Bananas & Milk Duds

Thanks to Sybil-Ann and her sense of humor!

Ever wonder what our Service pilots experience when flying till they get use to it? Here is a story that captures a novice’s who experienced just such a thing.
Below is an article written by Rick Reilly of Sports Illustrated…
 
He details his experiences when given the opportunity to fly in a F-14 Tomcat…  If you aren’t laughing out loud by the time you get to ‘Milk Duds’,your sense of humor is seriously broken.

This message is for America ‘s most famous athletes:
Someday you may be invited to fly in the back-seat of one of your country’s most powerful fighter jets.  Many of you already have.  John Elway, John Stockton, Tiger Woods to name a few.  If you get this opportunity, let me urge you, with the greatest sincerity….  Move to Guam.Change your name.
Fake your own death!
Whatever you do.
Do Not Go!!!
I know.

The U.S. Navy invited me to try it.  I was thrilled.  I was pumped.  I was toast!  I should’ve known when they told me my pilot would Be Chip (Biff) King of Fighter Squadron 213 at Naval Air Station Oceana in Virginia Beach.
Whatever you’re thinking a Top Gun named Chip (Biff) King looks like, triple it.  He’s about six-foot, tan, ice-blue eyes, wavy surfer hair, finger-crippling handshake — the kind of man who wrestles dyspeptic alligators in his leisure time.  If you see this man, run the other way.  Fast.

Biff King was born to fly.  His father, Jack King, was for years the voice of NASA missions.  (‘T-minus 15 seconds and counting’.  Remember?)  Chip would charge neighborhood kids a quarter each to hear his dad.  Jack would wake up from naps surrounded by nine-year-olds waiting for him to say, ‘We have lift off’.



Biff was to fly me in an F- 14D Tomcat, a ridiculously powerful $60 million Weapon with nearly as much thrust as weight, not unlike Colin Montgomerie.  I was worried about getting airsick, so the night before the flight I asked Biff if there was something I should eat the next morning.

‘Bananas,’ he said.

‘For the potassium?’ I asked.

‘No,’ Biff said, ‘because they taste about the same coming up as they do going down’

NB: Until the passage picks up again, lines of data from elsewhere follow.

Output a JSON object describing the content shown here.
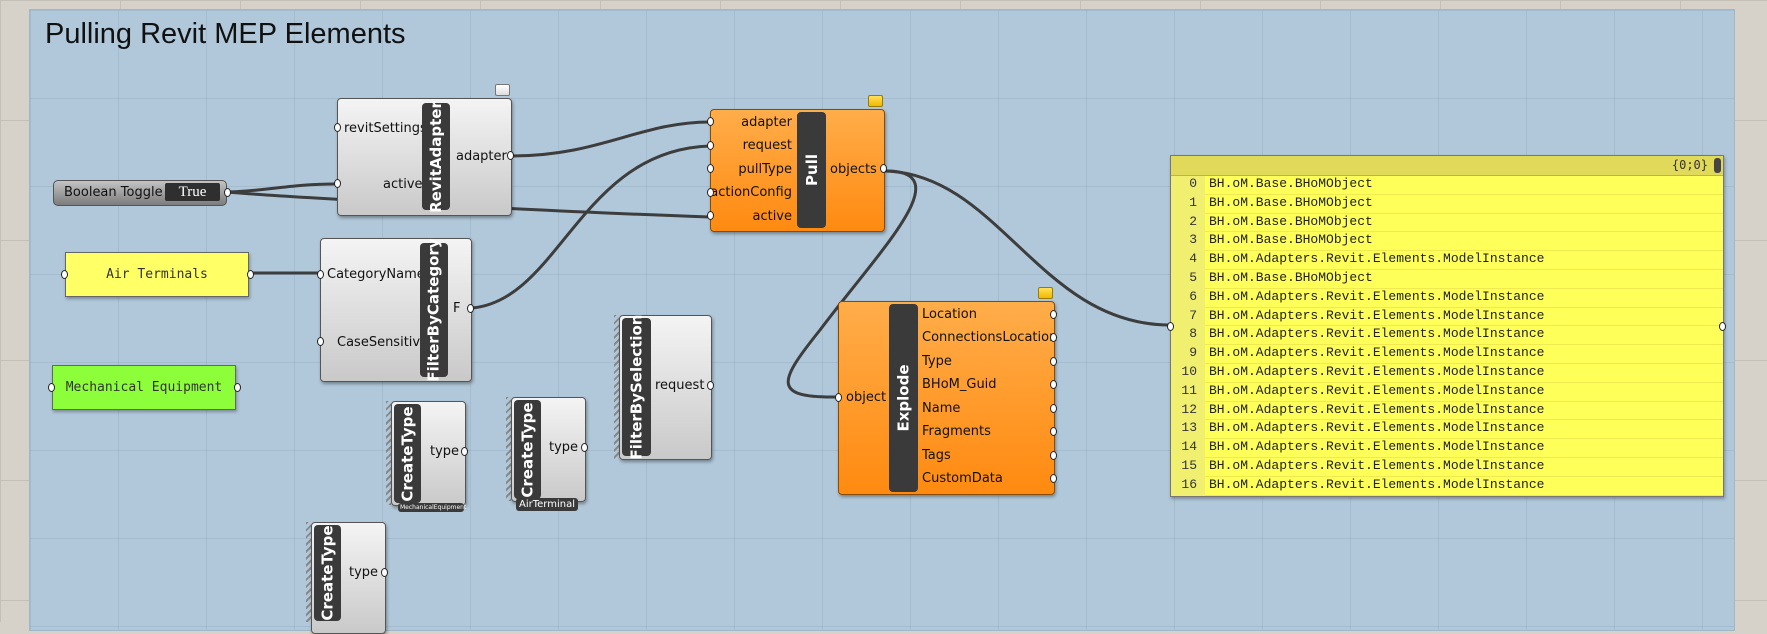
{
  "title": "Pulling Revit MEP Elements",
  "toggle": {
    "label": "Boolean Toggle",
    "value": "True"
  },
  "panels": {
    "air_terminals": "Air Terminals",
    "mech_equipment": "Mechanical Equipment"
  },
  "revit_adapter": {
    "name": "RevitAdapter",
    "inputs": [
      "revitSettings",
      "active"
    ],
    "outputs": [
      "adapter"
    ]
  },
  "pull": {
    "name": "Pull",
    "inputs": [
      "adapter",
      "request",
      "pullType",
      "actionConfig",
      "active"
    ],
    "outputs": [
      "objects"
    ]
  },
  "filter_by_category": {
    "name": "FilterByCategory",
    "inputs": [
      "CategoryName",
      "CaseSensitive"
    ],
    "outputs": [
      "F"
    ]
  },
  "filter_by_selection": {
    "name": "FilterBySelection",
    "outputs": [
      "request"
    ]
  },
  "create_type_1": {
    "name": "CreateType",
    "output": "type",
    "tag": "MechanicalEquipment"
  },
  "create_type_2": {
    "name": "CreateType",
    "output": "type",
    "tag": "AirTerminal"
  },
  "create_type_3": {
    "name": "CreateType",
    "output": "type"
  },
  "explode": {
    "name": "Explode",
    "inputs": [
      "object"
    ],
    "outputs": [
      "Location",
      "ConnectionsLocation",
      "Type",
      "BHoM_Guid",
      "Name",
      "Fragments",
      "Tags",
      "CustomData"
    ]
  },
  "viewer": {
    "path": "{0;0}",
    "items": [
      {
        "i": "0",
        "v": "BH.oM.Base.BHoMObject"
      },
      {
        "i": "1",
        "v": "BH.oM.Base.BHoMObject"
      },
      {
        "i": "2",
        "v": "BH.oM.Base.BHoMObject"
      },
      {
        "i": "3",
        "v": "BH.oM.Base.BHoMObject"
      },
      {
        "i": "4",
        "v": "BH.oM.Adapters.Revit.Elements.ModelInstance"
      },
      {
        "i": "5",
        "v": "BH.oM.Base.BHoMObject"
      },
      {
        "i": "6",
        "v": "BH.oM.Adapters.Revit.Elements.ModelInstance"
      },
      {
        "i": "7",
        "v": "BH.oM.Adapters.Revit.Elements.ModelInstance"
      },
      {
        "i": "8",
        "v": "BH.oM.Adapters.Revit.Elements.ModelInstance"
      },
      {
        "i": "9",
        "v": "BH.oM.Adapters.Revit.Elements.ModelInstance"
      },
      {
        "i": "10",
        "v": "BH.oM.Adapters.Revit.Elements.ModelInstance"
      },
      {
        "i": "11",
        "v": "BH.oM.Adapters.Revit.Elements.ModelInstance"
      },
      {
        "i": "12",
        "v": "BH.oM.Adapters.Revit.Elements.ModelInstance"
      },
      {
        "i": "13",
        "v": "BH.oM.Adapters.Revit.Elements.ModelInstance"
      },
      {
        "i": "14",
        "v": "BH.oM.Adapters.Revit.Elements.ModelInstance"
      },
      {
        "i": "15",
        "v": "BH.oM.Adapters.Revit.Elements.ModelInstance"
      },
      {
        "i": "16",
        "v": "BH.oM.Adapters.Revit.Elements.ModelInstance"
      }
    ]
  }
}
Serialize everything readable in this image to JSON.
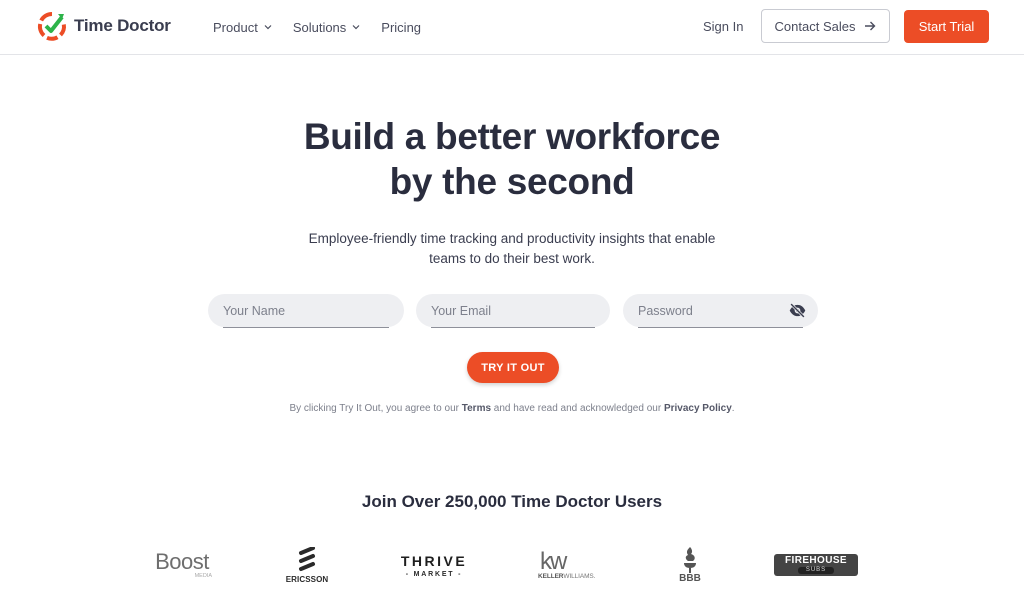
{
  "header": {
    "brand": "Time Doctor",
    "nav": [
      {
        "label": "Product",
        "has_dropdown": true
      },
      {
        "label": "Solutions",
        "has_dropdown": true
      },
      {
        "label": "Pricing",
        "has_dropdown": false
      }
    ],
    "sign_in": "Sign In",
    "contact_sales": "Contact Sales",
    "start_trial": "Start Trial"
  },
  "hero": {
    "title_line1": "Build a better workforce",
    "title_line2": "by the second",
    "subtitle_line1": "Employee-friendly time tracking and productivity insights that enable",
    "subtitle_line2": "teams to do their best work."
  },
  "form": {
    "name": {
      "value": "",
      "placeholder": "Your Name"
    },
    "email": {
      "value": "",
      "placeholder": "Your Email"
    },
    "password": {
      "value": "",
      "placeholder": "Password",
      "visibility_icon": "eye-off-icon"
    },
    "submit": "TRY IT OUT",
    "legal": {
      "prefix": "By clicking Try It Out, you agree to our ",
      "terms": "Terms",
      "middle": " and have read and acknowledged our ",
      "privacy": "Privacy Policy",
      "suffix": "."
    }
  },
  "social_proof": {
    "heading": "Join Over 250,000 Time Doctor Users",
    "logos": {
      "boost": {
        "main": "Boost",
        "sub": "MEDIA"
      },
      "ericsson": {
        "name": "ERICSSON"
      },
      "thrive": {
        "main": "THRIVE",
        "sub": "- MARKET -"
      },
      "keller": {
        "main": "kw",
        "sub_bold": "KELLER",
        "sub_light": "WILLIAMS."
      },
      "bbb": {
        "name": "BBB"
      },
      "firehouse": {
        "main": "FIREHOUSE",
        "sub": "SUBS"
      }
    }
  },
  "colors": {
    "accent": "#ec4d26",
    "logo_green": "#2db34a",
    "text_dark": "#2a2d3e",
    "field_bg": "#eeeff2"
  }
}
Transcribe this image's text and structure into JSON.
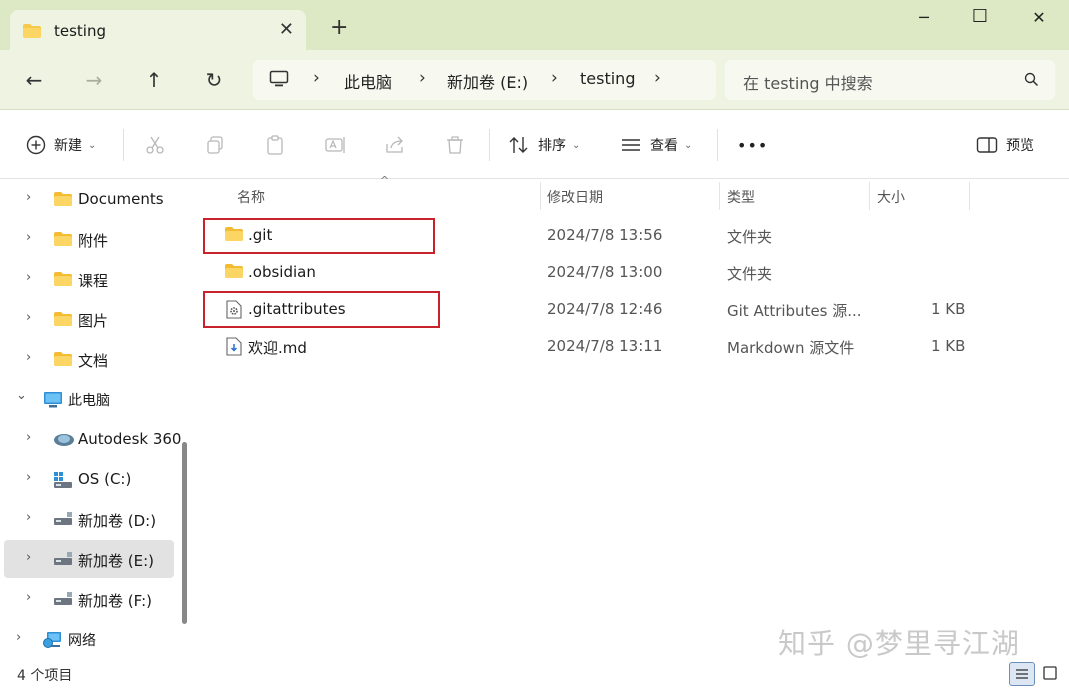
{
  "window": {
    "tab_title": "testing",
    "tab_close": "✕",
    "new_tab": "+",
    "minimize": "─",
    "maximize": "☐",
    "close": "✕"
  },
  "nav": {
    "back": "←",
    "forward": "→",
    "up": "↑",
    "refresh": "↻",
    "breadcrumb": [
      "此电脑",
      "新加卷 (E:)",
      "testing"
    ],
    "separator": "›",
    "search_placeholder": "在 testing 中搜索"
  },
  "toolbar": {
    "new_label": "新建",
    "sort_label": "排序",
    "view_label": "查看",
    "more_label": "•••",
    "preview_label": "预览",
    "caret": "⌄"
  },
  "sidebar": {
    "chevron_right": "›",
    "chevron_down": "⌄",
    "items": [
      {
        "label": "Documents",
        "icon": "folder-icon"
      },
      {
        "label": "附件",
        "icon": "folder-icon"
      },
      {
        "label": "课程",
        "icon": "folder-icon"
      },
      {
        "label": "图片",
        "icon": "folder-icon"
      },
      {
        "label": "文档",
        "icon": "folder-icon"
      },
      {
        "label": "此电脑",
        "icon": "computer-icon",
        "expanded": true
      },
      {
        "label": "Autodesk 360",
        "icon": "cloud-drive-icon"
      },
      {
        "label": "OS (C:)",
        "icon": "system-drive-icon"
      },
      {
        "label": "新加卷 (D:)",
        "icon": "drive-icon"
      },
      {
        "label": "新加卷 (E:)",
        "icon": "drive-icon",
        "selected": true
      },
      {
        "label": "新加卷 (F:)",
        "icon": "drive-icon"
      },
      {
        "label": "网络",
        "icon": "network-icon"
      }
    ]
  },
  "files": {
    "sort_indicator": "^",
    "columns": [
      "名称",
      "修改日期",
      "类型",
      "大小"
    ],
    "rows": [
      {
        "name": ".git",
        "date": "2024/7/8 13:56",
        "type": "文件夹",
        "size": "",
        "icon": "folder-icon",
        "highlighted": true
      },
      {
        "name": ".obsidian",
        "date": "2024/7/8 13:00",
        "type": "文件夹",
        "size": "",
        "icon": "folder-icon",
        "highlighted": false
      },
      {
        "name": ".gitattributes",
        "date": "2024/7/8 12:46",
        "type": "Git Attributes 源...",
        "size": "1 KB",
        "icon": "settings-file-icon",
        "highlighted": true
      },
      {
        "name": "欢迎.md",
        "date": "2024/7/8 13:11",
        "type": "Markdown 源文件",
        "size": "1 KB",
        "icon": "markdown-file-icon",
        "highlighted": false
      }
    ]
  },
  "status": {
    "item_count": "4 个项目"
  },
  "watermark": "知乎 @梦里寻江湖",
  "colors": {
    "titlebar": "#dde8c4",
    "navbar": "#eef3e2",
    "folder": "#f7c94b",
    "highlight": "#c8232c",
    "selected": "#e2e2e2"
  }
}
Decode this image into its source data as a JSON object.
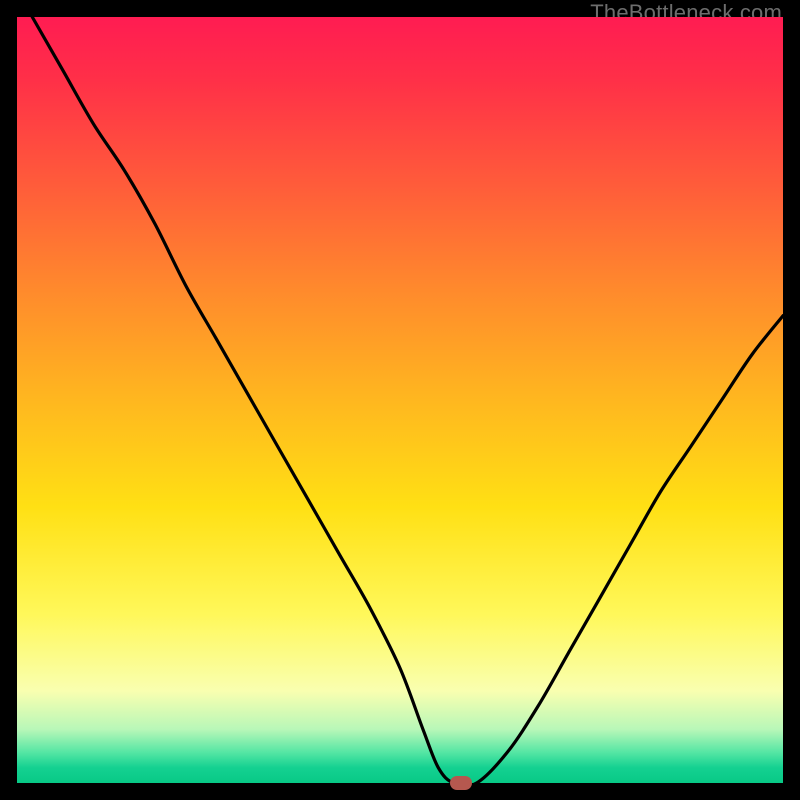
{
  "watermark_text": "TheBottleneck.com",
  "colors": {
    "frame": "#000000",
    "curve_stroke": "#000000",
    "marker": "#b5584f",
    "watermark": "#6d6d6d"
  },
  "chart_data": {
    "type": "line",
    "title": "",
    "xlabel": "",
    "ylabel": "",
    "xlim": [
      0,
      100
    ],
    "ylim": [
      0,
      100
    ],
    "grid": false,
    "legend": false,
    "series": [
      {
        "name": "bottleneck-curve",
        "x": [
          2,
          6,
          10,
          14,
          18,
          22,
          26,
          30,
          34,
          38,
          42,
          46,
          50,
          53,
          55,
          57,
          60,
          64,
          68,
          72,
          76,
          80,
          84,
          88,
          92,
          96,
          100
        ],
        "y": [
          100,
          93,
          86,
          80,
          73,
          65,
          58,
          51,
          44,
          37,
          30,
          23,
          15,
          7,
          2,
          0,
          0,
          4,
          10,
          17,
          24,
          31,
          38,
          44,
          50,
          56,
          61
        ]
      }
    ],
    "marker": {
      "x": 58,
      "y": 0,
      "shape": "rounded-rect",
      "color": "#b5584f"
    },
    "gradient_stops": [
      {
        "pos": 0.0,
        "color": "#ff1c52"
      },
      {
        "pos": 0.22,
        "color": "#ff5c3a"
      },
      {
        "pos": 0.5,
        "color": "#ffb71f"
      },
      {
        "pos": 0.78,
        "color": "#fff85a"
      },
      {
        "pos": 0.93,
        "color": "#b8f7b8"
      },
      {
        "pos": 1.0,
        "color": "#08c986"
      }
    ]
  }
}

The next morning, out on the tarmac, I had on my flight suit with my name sewn over the left breast.  (No call sign — like Crash or Sticky or Lead foot.  But, still, very cool.)  I carried my helmet in the crook of my arm, as Biff had instructed.  If ever in my life I had a chance to nail Nicole Kidman, this was it.

A fighter pilot named Psycho gave me a safety briefing and then fastened me into my ejection seat, which, when employed, would ‘egress’ me out of the plane at such a velocity that I would be immediately knocked unconscious.

Just as I was thinking about aborting the flight, the canopy closed over me, and Biff gave the ground crew a thumbs-up In minutes we were firing nose up at 600 mph.  We leveled out and then canopy-rolled over another F-14.

Those 20 minutes were the rush of my life.  Unfortunately, the ride lasted 80.  It was like being on the roller coaster at Six Flags Over Hell  Only without rails.  We did barrel rolls, snap rolls, loops, yanks and banks.  We dived, rose and dived again, sometimes with a vertical velocity of 10,000 feet per minute.  We chased another F-14, and it chased us

We broke the speed of sound.  Sea was sky and sky was sea.  Flying at 200 feet we did 90-degree turns at 550 mph, creating a G force of 6.5, which is to say I felt as if 6.5 times my body weight was smashing against me, thereby approximating life as Mrs. Colin Montgomerie.